Ma è forse proprio qui che sta la grandezza mediatica di Venturi: nel modo in cui, con il suo flemmatico racconto quotidiano delle 17,30, è riuscito nel capolavoro di fare passare come positivo risultato della Regione e dalla sua gestione dell'emergenza, tutto ma soprattutto il suo contrario. La strategia del concentrare tutto sugli ospedali prima, e la volontà dichiarata di volere aggredire il virus fuori dagli ospedali dopo. Le ultime dirette facebook in cui Venturi annunciava tamponi, test, aggressioni del virus dentro le case, equivalgono tutte ad una clamorosa ammissione di ciò che di importante e fondamentale non era stato fatto prima. Dalla Regione e come commissario, anche da lui. Con tutte le conseguenze devastanti che per questo si sono registrate.
Per questo l'eredità di Venturi pronto per esempio a dichiarare, di fronte alla strage consumata nelle Cra, che è necessario modificarne radicalmente il modello di gestione e l'organizzazione, equivale ad una bocciatura rispetto a quella politica di governo che negli ultimi decenni quel modello, a livello regionale e territoriale, lo ha creato e sostenuto. Così come lo è oggi bocciare il lockdown. Non si sa quanto di questo si possa essere felici e soddisfatti come Emiliano-Romagnoli, a prescindere dal proprio voto.

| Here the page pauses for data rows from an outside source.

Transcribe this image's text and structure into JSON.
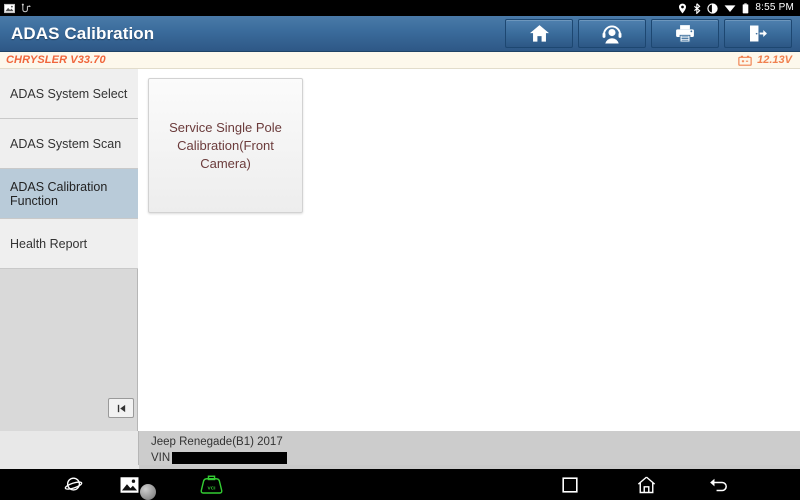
{
  "statusbar": {
    "left_icons": [
      "image-notification-icon",
      "usb-connection-icon"
    ],
    "right_icons": [
      "location-pin-icon",
      "bluetooth-icon",
      "sync-rotate-icon",
      "wifi-icon",
      "battery-icon"
    ],
    "time": "8:55 PM"
  },
  "header": {
    "title": "ADAS Calibration",
    "toolbar": [
      {
        "name": "home-button",
        "icon": "home-icon"
      },
      {
        "name": "support-button",
        "icon": "headset-person-icon"
      },
      {
        "name": "print-button",
        "icon": "printer-icon"
      },
      {
        "name": "exit-button",
        "icon": "exit-door-icon"
      }
    ]
  },
  "version_bar": {
    "vehicle_version": "CHRYSLER V33.70",
    "battery_icon": "car-battery-icon",
    "voltage": "12.13V",
    "accent_color": "#f0663c"
  },
  "sidebar": {
    "items": [
      {
        "label": "ADAS System Select",
        "selected": false
      },
      {
        "label": "ADAS System Scan",
        "selected": false
      },
      {
        "label": "ADAS Calibration Function",
        "selected": true
      },
      {
        "label": "Health Report",
        "selected": false
      }
    ],
    "collapse_button": {
      "name": "collapse-sidebar-button",
      "glyph": "❘◁"
    },
    "selected_color": "#b9cbd9"
  },
  "main": {
    "cards": [
      {
        "label": "Service Single Pole Calibration(Front Camera)"
      }
    ],
    "card_text_color": "#6b3b3b"
  },
  "vehicle_info": {
    "name": "Jeep Renegade(B1) 2017",
    "vin_label": "VIN",
    "vin_value": ""
  },
  "navbar": {
    "items": [
      {
        "name": "browser-button",
        "icon": "planet-browser-icon"
      },
      {
        "name": "gallery-button",
        "icon": "image-gallery-icon"
      },
      {
        "name": "vci-button",
        "icon": "vci-connector-icon",
        "color": "#33cc33"
      },
      {
        "name": "recent-apps-button",
        "icon": "square-icon"
      },
      {
        "name": "home-nav-button",
        "icon": "home-outline-icon"
      },
      {
        "name": "back-nav-button",
        "icon": "back-arrow-icon"
      }
    ]
  }
}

Fatto sta che l'assenza di leadership ed il vuoto della politica, e di cui ha goduto anche la figura di Bonaccini, resa più forte dal vuoto del resto, hanno reso Venturi un gigante più grande di quanto è. Al punto da uscire da gigante anche dal disastro di cui si è fatto commissario portavoce. ll fatto di essere riuscito, da medico oltre che da politico assessore e tecnico dell'emergenza, a sconfessare il suo stesso operato nel giro di poche settimane, facendolo passare come un successo per la Regione, tale da essere spacciato come 'modello', lo rende sicuramente e almeno mediaticamente, tale.